Religious people of every faith should be outraged, because every text we hold sacred preaches against these moral choices. Here are just a small portion of the wisdom taught in every religion
- The love of money is a root of all kinds of evil, and in their eagerness to be rich some have wandered away from the faith and pierced themselves with many pains. (Christianity, NRSV Bible, 1 Timothy 6:10)
- A lover of money never has his fill of money, nor a lover of wealth his fill of income...A worker's sleep is sweet, whether he has much or little to eat; but the rich man's abundance doesn't let him sleep. (Judaism. Jewish Study Bible, Ecclesiastes 5:9 and 11)
- Woe to every slanderous reviler, habitual defamer, who hoards wealth and incessantly counts it! He thinks his wealth will immortalize him. Most surely, no, indeed! He will be hurled in the Crusher. (Islam. Qur'an Surah 104:1-4)
- The gateway of this [self-deluded] hell leading to the ruin of this soul is threefold: lust, anger, and greed. (Hinduism. Bhagavad Gita 16.21)
- This foolish mind is greedy; through greed, it becomes even more attached to greed. (Sikhism. Guru Nank Dev, Siri Raag, p. 21)
- There is no calamity like now knowing what is enough. There is no evil like covetousness. Only he who knows what is enough will always have enough. (Taoism. Tao Te Ching 46)
- Fetters of wood, rope, or even iron, say the wise, are not as strong as selfish attachment to wealth and family. Such fetters drag us down and are hard to break. Break them by overcoming selfish desires, and turn from the world of sensory pleasure without a backward glance. (Buddhism. Dhammapada 345-6)
- As long as a person does not know the richness of joy and peace that comes from within, he tries to fill his empty and insecure existence with the clutter of material acquisitions...One must impose a limit on one's needs, acquisitions, and possessions such as land, real estate, goods, other valuables, animals, money, etc.

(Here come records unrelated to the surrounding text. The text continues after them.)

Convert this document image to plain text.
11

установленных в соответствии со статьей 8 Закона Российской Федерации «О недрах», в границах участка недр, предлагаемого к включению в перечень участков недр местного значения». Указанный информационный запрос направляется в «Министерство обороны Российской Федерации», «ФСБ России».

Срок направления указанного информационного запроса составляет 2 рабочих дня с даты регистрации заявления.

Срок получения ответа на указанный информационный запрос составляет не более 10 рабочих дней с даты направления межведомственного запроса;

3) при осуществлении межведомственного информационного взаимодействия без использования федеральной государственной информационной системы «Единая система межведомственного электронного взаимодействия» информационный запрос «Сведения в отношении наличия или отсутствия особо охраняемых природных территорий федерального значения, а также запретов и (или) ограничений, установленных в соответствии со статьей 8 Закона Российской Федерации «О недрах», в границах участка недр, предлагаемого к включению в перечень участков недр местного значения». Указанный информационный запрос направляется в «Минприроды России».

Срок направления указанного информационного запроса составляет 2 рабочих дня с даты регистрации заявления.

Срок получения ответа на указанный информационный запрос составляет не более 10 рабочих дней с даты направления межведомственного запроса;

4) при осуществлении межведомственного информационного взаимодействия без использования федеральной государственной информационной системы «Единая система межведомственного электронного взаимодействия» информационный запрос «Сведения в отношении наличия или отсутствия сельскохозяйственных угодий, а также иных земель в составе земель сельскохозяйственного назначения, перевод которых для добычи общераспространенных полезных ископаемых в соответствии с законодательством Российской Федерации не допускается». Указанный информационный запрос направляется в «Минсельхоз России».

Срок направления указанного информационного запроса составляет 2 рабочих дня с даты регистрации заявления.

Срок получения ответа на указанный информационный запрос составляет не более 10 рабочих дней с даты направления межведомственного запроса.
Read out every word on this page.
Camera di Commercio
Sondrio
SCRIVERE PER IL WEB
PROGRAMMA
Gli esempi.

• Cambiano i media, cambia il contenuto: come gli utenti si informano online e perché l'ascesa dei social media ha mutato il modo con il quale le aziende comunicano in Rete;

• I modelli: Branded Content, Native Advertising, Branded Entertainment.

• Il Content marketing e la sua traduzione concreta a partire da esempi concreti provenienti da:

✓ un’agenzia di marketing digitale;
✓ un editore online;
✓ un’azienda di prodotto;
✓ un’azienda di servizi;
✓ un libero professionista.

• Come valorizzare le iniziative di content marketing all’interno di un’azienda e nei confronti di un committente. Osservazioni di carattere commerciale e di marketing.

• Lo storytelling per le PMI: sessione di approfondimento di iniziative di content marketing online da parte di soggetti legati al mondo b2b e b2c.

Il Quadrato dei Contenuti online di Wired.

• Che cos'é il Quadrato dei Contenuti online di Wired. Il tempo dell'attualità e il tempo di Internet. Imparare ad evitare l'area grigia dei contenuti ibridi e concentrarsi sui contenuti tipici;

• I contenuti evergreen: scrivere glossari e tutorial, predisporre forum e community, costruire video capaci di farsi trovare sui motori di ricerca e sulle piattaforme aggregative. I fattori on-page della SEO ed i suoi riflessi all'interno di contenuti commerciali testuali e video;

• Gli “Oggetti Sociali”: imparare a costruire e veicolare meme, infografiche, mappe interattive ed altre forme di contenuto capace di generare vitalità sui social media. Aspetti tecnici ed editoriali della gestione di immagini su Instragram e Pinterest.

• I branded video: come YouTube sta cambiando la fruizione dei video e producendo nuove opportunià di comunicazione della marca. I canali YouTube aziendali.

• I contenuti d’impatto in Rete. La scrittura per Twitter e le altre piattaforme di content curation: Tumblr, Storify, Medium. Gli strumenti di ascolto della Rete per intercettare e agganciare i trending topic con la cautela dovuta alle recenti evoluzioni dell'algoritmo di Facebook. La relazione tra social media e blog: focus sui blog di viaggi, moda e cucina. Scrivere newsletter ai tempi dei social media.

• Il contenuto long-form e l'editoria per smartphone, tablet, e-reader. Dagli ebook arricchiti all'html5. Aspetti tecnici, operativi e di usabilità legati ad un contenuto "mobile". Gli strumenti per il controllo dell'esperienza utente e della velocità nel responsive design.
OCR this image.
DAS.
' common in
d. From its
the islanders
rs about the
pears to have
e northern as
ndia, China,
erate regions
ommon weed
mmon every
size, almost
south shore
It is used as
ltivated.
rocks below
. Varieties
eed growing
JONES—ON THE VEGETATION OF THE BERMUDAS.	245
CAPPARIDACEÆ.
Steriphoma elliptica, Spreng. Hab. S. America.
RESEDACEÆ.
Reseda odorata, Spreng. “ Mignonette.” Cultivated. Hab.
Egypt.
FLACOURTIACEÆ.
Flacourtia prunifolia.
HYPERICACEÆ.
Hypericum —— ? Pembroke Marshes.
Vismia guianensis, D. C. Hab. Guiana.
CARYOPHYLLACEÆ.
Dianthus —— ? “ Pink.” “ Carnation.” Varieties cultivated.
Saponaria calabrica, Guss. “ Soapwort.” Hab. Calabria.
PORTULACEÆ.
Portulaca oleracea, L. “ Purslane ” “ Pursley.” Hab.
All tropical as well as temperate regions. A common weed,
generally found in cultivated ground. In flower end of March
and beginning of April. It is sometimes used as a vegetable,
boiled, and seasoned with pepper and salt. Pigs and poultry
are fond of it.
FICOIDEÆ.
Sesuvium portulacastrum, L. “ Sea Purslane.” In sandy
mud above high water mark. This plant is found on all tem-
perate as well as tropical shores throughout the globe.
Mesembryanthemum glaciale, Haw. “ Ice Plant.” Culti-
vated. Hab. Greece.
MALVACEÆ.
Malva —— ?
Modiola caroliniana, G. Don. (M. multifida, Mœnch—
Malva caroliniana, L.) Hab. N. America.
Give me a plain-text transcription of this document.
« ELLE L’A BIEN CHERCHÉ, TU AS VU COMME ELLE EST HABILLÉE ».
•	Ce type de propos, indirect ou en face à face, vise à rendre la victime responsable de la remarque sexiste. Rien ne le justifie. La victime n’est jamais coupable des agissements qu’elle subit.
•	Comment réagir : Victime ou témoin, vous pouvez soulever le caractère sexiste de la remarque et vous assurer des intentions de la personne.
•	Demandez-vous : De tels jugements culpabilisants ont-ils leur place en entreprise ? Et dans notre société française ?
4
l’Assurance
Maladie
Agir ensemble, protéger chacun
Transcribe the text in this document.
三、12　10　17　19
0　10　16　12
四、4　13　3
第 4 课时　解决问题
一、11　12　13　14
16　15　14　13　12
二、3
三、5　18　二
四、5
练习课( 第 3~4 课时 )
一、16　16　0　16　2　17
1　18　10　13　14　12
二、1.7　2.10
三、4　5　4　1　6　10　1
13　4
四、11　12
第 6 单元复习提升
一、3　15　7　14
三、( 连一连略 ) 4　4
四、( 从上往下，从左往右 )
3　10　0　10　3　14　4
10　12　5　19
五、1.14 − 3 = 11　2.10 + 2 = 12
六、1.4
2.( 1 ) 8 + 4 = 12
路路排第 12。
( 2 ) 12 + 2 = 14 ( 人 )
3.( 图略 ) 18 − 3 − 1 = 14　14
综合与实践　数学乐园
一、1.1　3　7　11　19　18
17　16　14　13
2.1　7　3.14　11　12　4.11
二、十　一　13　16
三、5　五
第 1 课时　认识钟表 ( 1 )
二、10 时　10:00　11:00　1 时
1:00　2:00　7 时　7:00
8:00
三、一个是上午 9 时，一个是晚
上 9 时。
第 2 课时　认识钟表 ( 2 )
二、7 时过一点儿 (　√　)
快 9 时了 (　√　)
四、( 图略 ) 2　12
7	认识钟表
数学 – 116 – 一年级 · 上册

The surplus should be used for the common good...This Jain principle of limited possession for householders helps in equitable distribution of wealth...economic stability, and welfare in the world. Non-possession, like non-violence, affirms the oneness of all life and is beneficial to an individual in his spiritual growth and to the society for the redistribution of wealth. (Jainism, Twelve Vows of a Layperson, Aparigraha (Non-Possession)
I don't know the direction OWS will take. But, as Theodore Parker said in "Of Justice and the Conscience" (1853): "I do not pretend to understand the moral universe; the arc is a long one, my eye reaches but little ways; I cannot calculate the curve and complete the figure by the experience of sight; I can divine it by conscience. And from what I see I am sure it bends towards justice."